La mañana arrancó tranquila, pero con ese aire de final de capítulo. Los cuatro humanos iban recogiendo sus cosas mientras yo me paseaba entre maletas y mochilas, supervisando que nadie se olvidara de mi manta ni de mis pelotas favoritas. El alojamiento había sido fantástico: limpio, cómodo, con vistas agradables al campo y ovejas que cantaban gratis. Pero a las diez en punto cerramos la puerta y arrancamos el coche, listos para la primera etapa del día.
La carretera, esta vez, era mayormente autovía, así que en apenas una hora y media estábamos en el aeropuerto de Dublín. Primero tocó dejar a las titas Nita y Mariola, que partían rumbo a casa; hubo abrazos, promesas de volver a vernos pronto y alguna risa nerviosa. Después, repostamos el coche de alquiler en una gasolinera casi pegada a la terminal y la dejamos en el área de devolución. Todo el proceso fue tan rápido y eficaz que casi esperábamos una ovación.
Justo al lado, en el Red Long Stay, nos esperaba una vieja conocida: nuestra propia cámper. Contentos de volver a tenerla, aunque con ese pequeño temor de “a ver qué nos hace hoy”, nos dirigimos a FastFit, un taller en Santry donde iban a cambiar la correa y las poleas del motor. Mientras el mecánico se ponía manos a la obra, papi Edu y tito Joan se refugiaron en un McDonald’s cercano para comer algo, porque un motor puede esperar… pero un estómago hambriento, no.
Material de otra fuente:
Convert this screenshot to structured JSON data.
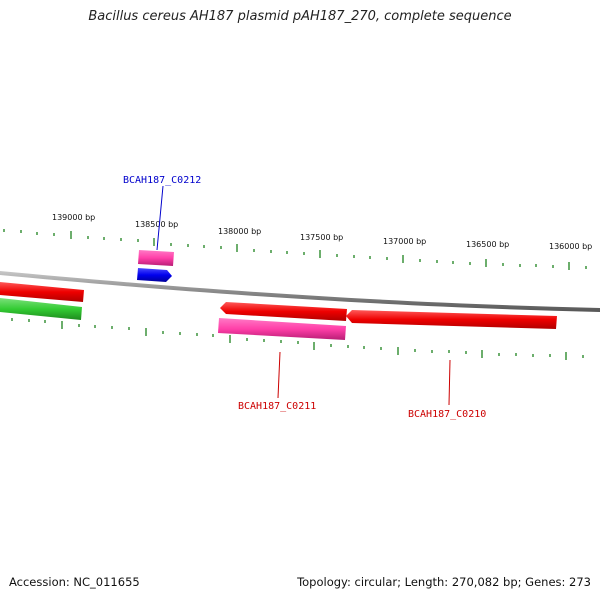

Pasaron un par de horas antes de que nos dieran las noticias: podían poner la correa nueva, sí, pero las poleas… ni rastro. Papi pagó los 100 euros del arreglo parcial y volvimos a la carretera con un “bueno, algo es algo”. Pero... no habíamos recorrido ni un kilómetro por la autovía hacia el norte cuando, de repente, ¡BUM! Un ruido seco que hizo que todos se miraran con cara de “¿y ahora qué?”. No era un pinchazo ni la correa, sino el tubo del intercooler, que había decidido independizarse.
Papi, con la calma de quien ya ha pasado por demasiadas, lo sujetó con una brida y, con las luces de emergencia encendidas, regresamos despacito al taller. Esta vez, el mecánico lo fijó con un tornillo, y tras las gracias de rigor volvimos a intentarlo. Salimos por carreteras secundarias primero y luego nos incorporamos de nuevo a la autovía. En una parada en Applegreen comprobamos la correa: de las siete estrías originales ya solo quedaban seis. Suspiro colectivo, un rezo rápido y adelante.
El Lidl de Dundalk fue la última escala para comprar lo necesario para la cena antes de seguir hasta Carlingford, donde aparcamos en el mismo muelle. Somos unas cinco autocaravanas y cámpers, todas enfrentando un viento que parecía empeñado en empujarnos al agua. Por suerte, por la tarde fue amainando, y la camper se balancea suavemente, como una cuna gigante, perfecta para cerrar un día que empezó con despedidas y acabó con nosotros arropados por el mar y el viento.